Pick me up before BBQ:
- American Coffee
- Feta Cheese
- Sliced Tomatoes & Cucumbers
- Columbian Mortodella from Deli
- Basturma from Deli
- Nazuk Pastry from Costco
- Slow Cooked and Grilled Baby Back Ribs – cooked to perfection! See below for recipe.
- Grilled Chicken
- My mother in law’s Hummus
- Pasta Salad
- BBQ Red Potatoes – we usually just scrub the potatoes and individually wrap them in foil and grill them.
- My mother in law’s Cheese Boreg
- Hot Dogs just for the kids
- Assorted fruits
- Chips and Dip
- Armenian Coffee
- Birthday Cake
Perfectly Slow Cooked and Grilled Baby Back Ribs for an Amateur!
Since I am not an expert at grilling or prepping ribs, I had to go to Alton Brown. I used his recipe as a start to my cooking adventure. I modified it a little since I already had Emeril’s Essence on hand.
I also used Sunny Anderson’s method for prepping the ribs before seasoning — by cutting a 1/2-inch slit between the bones on the underside of the rib racks. Her method actally helped tremendously at the picnic. It eliminated the use of knife to cut the ribs later.
- 9 whole slabs pork baby back ribs
Dry Rub: (no specific measurements were taken — it was more of a little bit of this and a little bit of that)
- Emeril’s Essence
- Maple Sugar
- Old Bay Seasoning
- 4 cup white wine
- 8 tablespoons white wine vinegar
- 8 tablespoons Worcestershire sauce
- 4 tablespoon honey
- 8 cloves garlic, pressed
Your choice of BBQ Sauce
The day before the picnic:
Preheat oven to 250 degrees.
In a bowl, combine all dry ingredients and mix well. Place each slab of baby back ribs on a piece of heavy-duty aluminum foil, shiny side down. Cut 1/2-inch slits between bones on underside of rib racks.
Sprinkle each side generously with the dry rub. Pat the dry rub into the meat. Refrigerate the ribs for a minimum of 1 hour. In a microwavable container, combine all ingredients for the braising liquid. Microwave on high for 1 minute.

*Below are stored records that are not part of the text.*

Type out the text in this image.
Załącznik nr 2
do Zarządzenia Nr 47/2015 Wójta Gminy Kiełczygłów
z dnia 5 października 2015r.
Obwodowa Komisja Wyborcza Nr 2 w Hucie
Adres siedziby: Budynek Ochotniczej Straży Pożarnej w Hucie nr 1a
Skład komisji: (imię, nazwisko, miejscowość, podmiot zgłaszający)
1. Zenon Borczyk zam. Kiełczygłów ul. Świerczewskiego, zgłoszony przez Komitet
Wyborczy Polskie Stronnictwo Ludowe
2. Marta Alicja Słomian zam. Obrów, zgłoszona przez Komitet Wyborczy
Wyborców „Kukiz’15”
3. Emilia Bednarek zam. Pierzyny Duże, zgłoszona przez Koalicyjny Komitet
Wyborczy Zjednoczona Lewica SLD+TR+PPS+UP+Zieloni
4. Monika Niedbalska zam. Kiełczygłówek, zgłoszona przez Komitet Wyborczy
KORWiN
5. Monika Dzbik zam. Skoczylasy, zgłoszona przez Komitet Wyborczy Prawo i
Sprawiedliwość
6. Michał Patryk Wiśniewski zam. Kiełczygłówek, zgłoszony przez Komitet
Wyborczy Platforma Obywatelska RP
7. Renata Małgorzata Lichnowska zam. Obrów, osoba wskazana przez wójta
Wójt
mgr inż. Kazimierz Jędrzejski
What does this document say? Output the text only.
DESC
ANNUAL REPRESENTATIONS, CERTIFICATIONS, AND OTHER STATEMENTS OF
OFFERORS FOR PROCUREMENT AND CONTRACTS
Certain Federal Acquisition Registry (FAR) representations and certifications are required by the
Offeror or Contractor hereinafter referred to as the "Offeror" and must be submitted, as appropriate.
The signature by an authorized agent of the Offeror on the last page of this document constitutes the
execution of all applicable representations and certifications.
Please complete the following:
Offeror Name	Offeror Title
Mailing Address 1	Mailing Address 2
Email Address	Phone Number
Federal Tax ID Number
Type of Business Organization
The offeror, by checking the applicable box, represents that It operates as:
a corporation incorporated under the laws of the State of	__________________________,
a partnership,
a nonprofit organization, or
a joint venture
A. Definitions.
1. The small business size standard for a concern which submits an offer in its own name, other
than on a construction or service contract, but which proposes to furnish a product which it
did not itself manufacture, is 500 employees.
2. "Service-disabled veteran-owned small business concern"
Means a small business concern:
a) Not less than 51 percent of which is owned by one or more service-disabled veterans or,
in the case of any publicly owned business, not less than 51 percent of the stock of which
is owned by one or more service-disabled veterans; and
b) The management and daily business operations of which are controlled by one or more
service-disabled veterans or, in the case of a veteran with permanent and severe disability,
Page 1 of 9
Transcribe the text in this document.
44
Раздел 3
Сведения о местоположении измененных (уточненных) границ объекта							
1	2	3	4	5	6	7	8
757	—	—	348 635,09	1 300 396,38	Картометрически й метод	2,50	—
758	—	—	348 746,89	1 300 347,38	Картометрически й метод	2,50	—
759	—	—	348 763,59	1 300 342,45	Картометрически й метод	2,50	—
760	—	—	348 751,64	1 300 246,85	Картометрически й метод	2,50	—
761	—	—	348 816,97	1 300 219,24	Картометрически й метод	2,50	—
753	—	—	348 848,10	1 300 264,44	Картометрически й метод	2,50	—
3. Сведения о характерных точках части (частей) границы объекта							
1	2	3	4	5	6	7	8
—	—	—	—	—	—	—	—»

Place the ribs on a baking sheet. Open one end of the foil on each slab and pour half of the braising liquid into each foil packet. Tilt the baking sheet in order to equally distribute the braising liquid. Braise the ribs in the oven for 2 1/2 to 3 hours.
Rerigirate the ribs overnight.
The day of the picnic:
Grill the already cooked ribs and serve them with your favorite BBQ Sauce.